Working in an environment that relies on web-based communication is a double-edged sword. On one hand, you have world-wide connectivity allowing employees outside the country to connect with the rest still in-country. On the other, you have world-wide connectivity allowing the rest of the world access if you’re not careful.
This was hammered home today when it became apparent that our internal weblogs, private resources not intended for public consumption, were showing up on Google. We’d taken care to hide them via the usual suspects:
robots.txt disallowed indexing all along, and they’ve never not been password protected. So what gives?
A few quick Google queries elucidated: the URLs were being indexed, but content wasn’t. And a bit of refining the search results confirmed why: referrals.
Every time a visitor hits a link, both the server they’re leaving (the referrer) and the server they’re jumping to (the destination) record the transaction. Both servers are aware of this transaction, and in almost every case it’s stored somewhere.
Some people choose to make public the list of sites linking to them. Visit this Daring Fireball article and scroll to the bottom for a real-time example.
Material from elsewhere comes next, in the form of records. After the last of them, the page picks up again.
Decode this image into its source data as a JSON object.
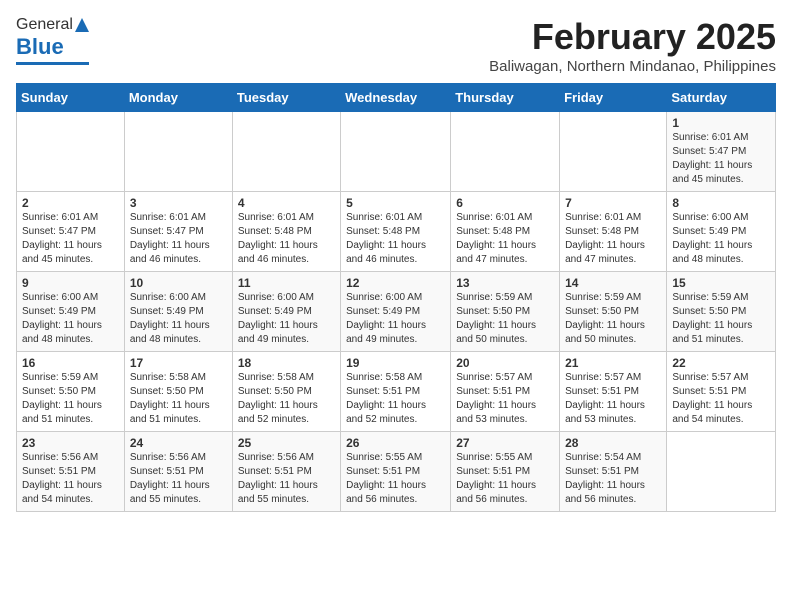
{
  "header": {
    "logo_general": "General",
    "logo_blue": "Blue",
    "title": "February 2025",
    "subtitle": "Baliwagan, Northern Mindanao, Philippines"
  },
  "days_of_week": [
    "Sunday",
    "Monday",
    "Tuesday",
    "Wednesday",
    "Thursday",
    "Friday",
    "Saturday"
  ],
  "weeks": [
    [
      {
        "day": "",
        "content": ""
      },
      {
        "day": "",
        "content": ""
      },
      {
        "day": "",
        "content": ""
      },
      {
        "day": "",
        "content": ""
      },
      {
        "day": "",
        "content": ""
      },
      {
        "day": "",
        "content": ""
      },
      {
        "day": "1",
        "content": "Sunrise: 6:01 AM\nSunset: 5:47 PM\nDaylight: 11 hours and 45 minutes."
      }
    ],
    [
      {
        "day": "2",
        "content": "Sunrise: 6:01 AM\nSunset: 5:47 PM\nDaylight: 11 hours and 45 minutes."
      },
      {
        "day": "3",
        "content": "Sunrise: 6:01 AM\nSunset: 5:47 PM\nDaylight: 11 hours and 46 minutes."
      },
      {
        "day": "4",
        "content": "Sunrise: 6:01 AM\nSunset: 5:48 PM\nDaylight: 11 hours and 46 minutes."
      },
      {
        "day": "5",
        "content": "Sunrise: 6:01 AM\nSunset: 5:48 PM\nDaylight: 11 hours and 46 minutes."
      },
      {
        "day": "6",
        "content": "Sunrise: 6:01 AM\nSunset: 5:48 PM\nDaylight: 11 hours and 47 minutes."
      },
      {
        "day": "7",
        "content": "Sunrise: 6:01 AM\nSunset: 5:48 PM\nDaylight: 11 hours and 47 minutes."
      },
      {
        "day": "8",
        "content": "Sunrise: 6:00 AM\nSunset: 5:49 PM\nDaylight: 11 hours and 48 minutes."
      }
    ],
    [
      {
        "day": "9",
        "content": "Sunrise: 6:00 AM\nSunset: 5:49 PM\nDaylight: 11 hours and 48 minutes."
      },
      {
        "day": "10",
        "content": "Sunrise: 6:00 AM\nSunset: 5:49 PM\nDaylight: 11 hours and 48 minutes."
      },
      {
        "day": "11",
        "content": "Sunrise: 6:00 AM\nSunset: 5:49 PM\nDaylight: 11 hours and 49 minutes."
      },
      {
        "day": "12",
        "content": "Sunrise: 6:00 AM\nSunset: 5:49 PM\nDaylight: 11 hours and 49 minutes."
      },
      {
        "day": "13",
        "content": "Sunrise: 5:59 AM\nSunset: 5:50 PM\nDaylight: 11 hours and 50 minutes."
      },
      {
        "day": "14",
        "content": "Sunrise: 5:59 AM\nSunset: 5:50 PM\nDaylight: 11 hours and 50 minutes."
      },
      {
        "day": "15",
        "content": "Sunrise: 5:59 AM\nSunset: 5:50 PM\nDaylight: 11 hours and 51 minutes."
      }
    ],
    [
      {
        "day": "16",
        "content": "Sunrise: 5:59 AM\nSunset: 5:50 PM\nDaylight: 11 hours and 51 minutes."
      },
      {
        "day": "17",
        "content": "Sunrise: 5:58 AM\nSunset: 5:50 PM\nDaylight: 11 hours and 51 minutes."
      },
      {
        "day": "18",
        "content": "Sunrise: 5:58 AM\nSunset: 5:50 PM\nDaylight: 11 hours and 52 minutes."
      },
      {
        "day": "19",
        "content": "Sunrise: 5:58 AM\nSunset: 5:51 PM\nDaylight: 11 hours and 52 minutes."
      },
      {
        "day": "20",
        "content": "Sunrise: 5:57 AM\nSunset: 5:51 PM\nDaylight: 11 hours and 53 minutes."
      },
      {
        "day": "21",
        "content": "Sunrise: 5:57 AM\nSunset: 5:51 PM\nDaylight: 11 hours and 53 minutes."
      },
      {
        "day": "22",
        "content": "Sunrise: 5:57 AM\nSunset: 5:51 PM\nDaylight: 11 hours and 54 minutes."
      }
    ],
    [
      {
        "day": "23",
        "content": "Sunrise: 5:56 AM\nSunset: 5:51 PM\nDaylight: 11 hours and 54 minutes."
      },
      {
        "day": "24",
        "content": "Sunrise: 5:56 AM\nSunset: 5:51 PM\nDaylight: 11 hours and 55 minutes."
      },
      {
        "day": "25",
        "content": "Sunrise: 5:56 AM\nSunset: 5:51 PM\nDaylight: 11 hours and 55 minutes."
      },
      {
        "day": "26",
        "content": "Sunrise: 5:55 AM\nSunset: 5:51 PM\nDaylight: 11 hours and 56 minutes."
      },
      {
        "day": "27",
        "content": "Sunrise: 5:55 AM\nSunset: 5:51 PM\nDaylight: 11 hours and 56 minutes."
      },
      {
        "day": "28",
        "content": "Sunrise: 5:54 AM\nSunset: 5:51 PM\nDaylight: 11 hours and 56 minutes."
      },
      {
        "day": "",
        "content": ""
      }
    ]
  ]
}
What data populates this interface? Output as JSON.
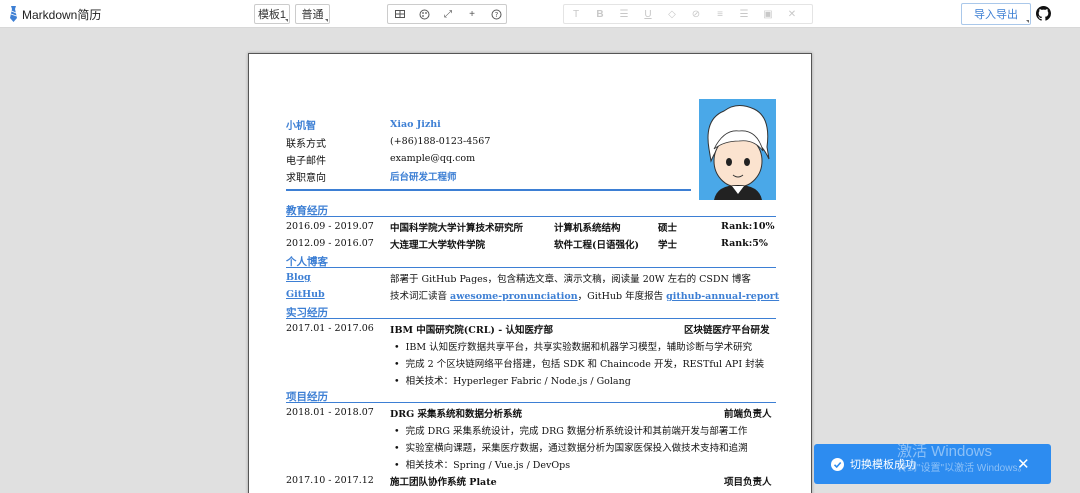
{
  "app": {
    "title": "Markdown简历"
  },
  "toolbar": {
    "template_label": "模板1",
    "mode_label": "普通",
    "export_label": "导入导出"
  },
  "resume": {
    "name_label": "小机智",
    "name_value": "Xiao Jizhi",
    "contact_label": "联系方式",
    "contact_value": "(+86)188-0123-4567",
    "email_label": "电子邮件",
    "email_value": "example@qq.com",
    "intent_label": "求职意向",
    "intent_value": "后台研发工程师",
    "education": {
      "title": "教育经历",
      "rows": [
        {
          "period": "2016.09 - 2019.07",
          "school": "中国科学院大学计算技术研究所",
          "major": "计算机系统结构",
          "degree": "硕士",
          "rank": "Rank:10%"
        },
        {
          "period": "2012.09 - 2016.07",
          "school": "大连理工大学软件学院",
          "major": "软件工程(日语强化)",
          "degree": "学士",
          "rank": "Rank:5%"
        }
      ]
    },
    "blog": {
      "title": "个人博客",
      "blog_link": "Blog",
      "github_link": "GitHub",
      "line1": "部署于 GitHub Pages，包含精选文章、演示文稿，阅读量 20W 左右的 CSDN 博客",
      "line2_prefix": "技术词汇读音",
      "line2_link1": "awesome-pronunciation",
      "line2_mid": "，GitHub 年度报告",
      "line2_link2": "github-annual-report"
    },
    "internship": {
      "title": "实习经历",
      "period": "2017.01 - 2017.06",
      "org": "IBM 中国研究院(CRL) - 认知医疗部",
      "role": "区块链医疗平台研发",
      "bullets": [
        "IBM 认知医疗数据共享平台，共享实验数据和机器学习模型，辅助诊断与学术研究",
        "完成 2 个区块链网络平台搭建，包括 SDK 和 Chaincode 开发，RESTful API 封装",
        "相关技术：Hyperleger Fabric / Node.js / Golang"
      ]
    },
    "projects": {
      "title": "项目经历",
      "p1_period": "2018.01 - 2018.07",
      "p1_name": "DRG 采集系统和数据分析系统",
      "p1_role": "前端负责人",
      "p1_bullets": [
        "完成 DRG 采集系统设计，完成 DRG 数据分析系统设计和其前端开发与部署工作",
        "实验室横向课题，采集医疗数据，通过数据分析为国家医保投入做技术支持和追溯",
        "相关技术：Spring / Vue.js / DevOps"
      ],
      "p2_period": "2017.10 - 2017.12",
      "p2_name": "施工团队协作系统 Plate",
      "p2_role": "项目负责人"
    }
  },
  "toast": {
    "message": "切换模板成功"
  },
  "watermark": {
    "line1": "激活 Windows",
    "line2": "转到\"设置\"以激活 Windows。"
  },
  "colors": {
    "accent": "#3d7fd4",
    "toast_bg": "#2d8cf0"
  }
}
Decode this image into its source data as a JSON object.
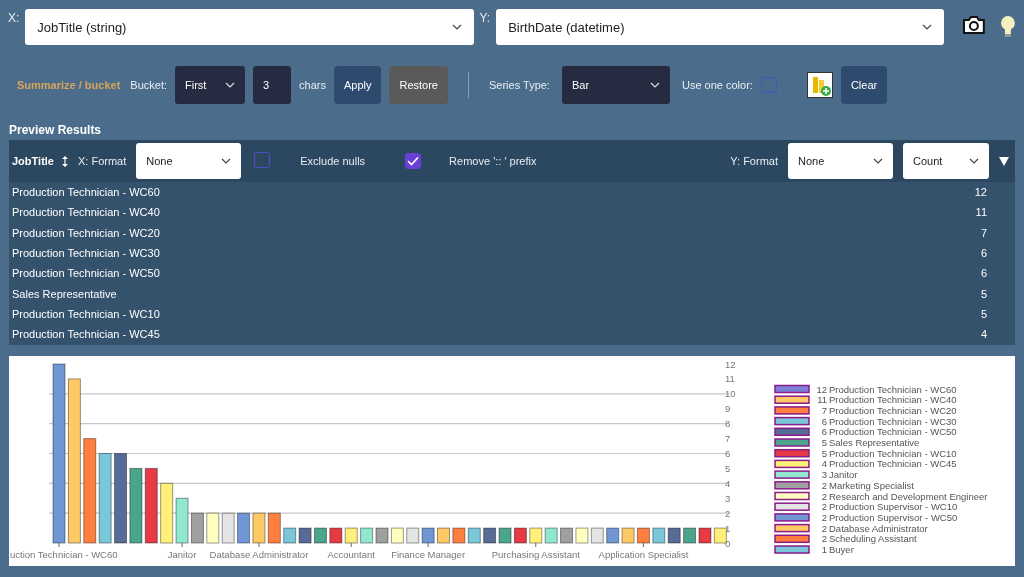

This is the crux of it: if you link to a resource, the mere fact that you’ve linked it (and that someone has followed that link, this part is essential) is a piece of data that you have no control over. The transaction needs two servers; if the destination server is out of your control, that piece of data exists outside of your influence. If the destination chooses to publicize this information, you have no way of stopping that from happening.
Naturally, there are ways of minimizing the impact this might have on your system. In this case, we’re going to give a redirect script a shot. By creating a generic
redirect.php in a public-facing directory, and parsing each and every single link in the protected directory to bounce through the redirect first, and then on to the destination, the referral will appear to come from that script. We can’t mask that it’s coming from the domain completely, but we can prevent the directory structure of our internal weblogs from being exposed. This is good enough in our case.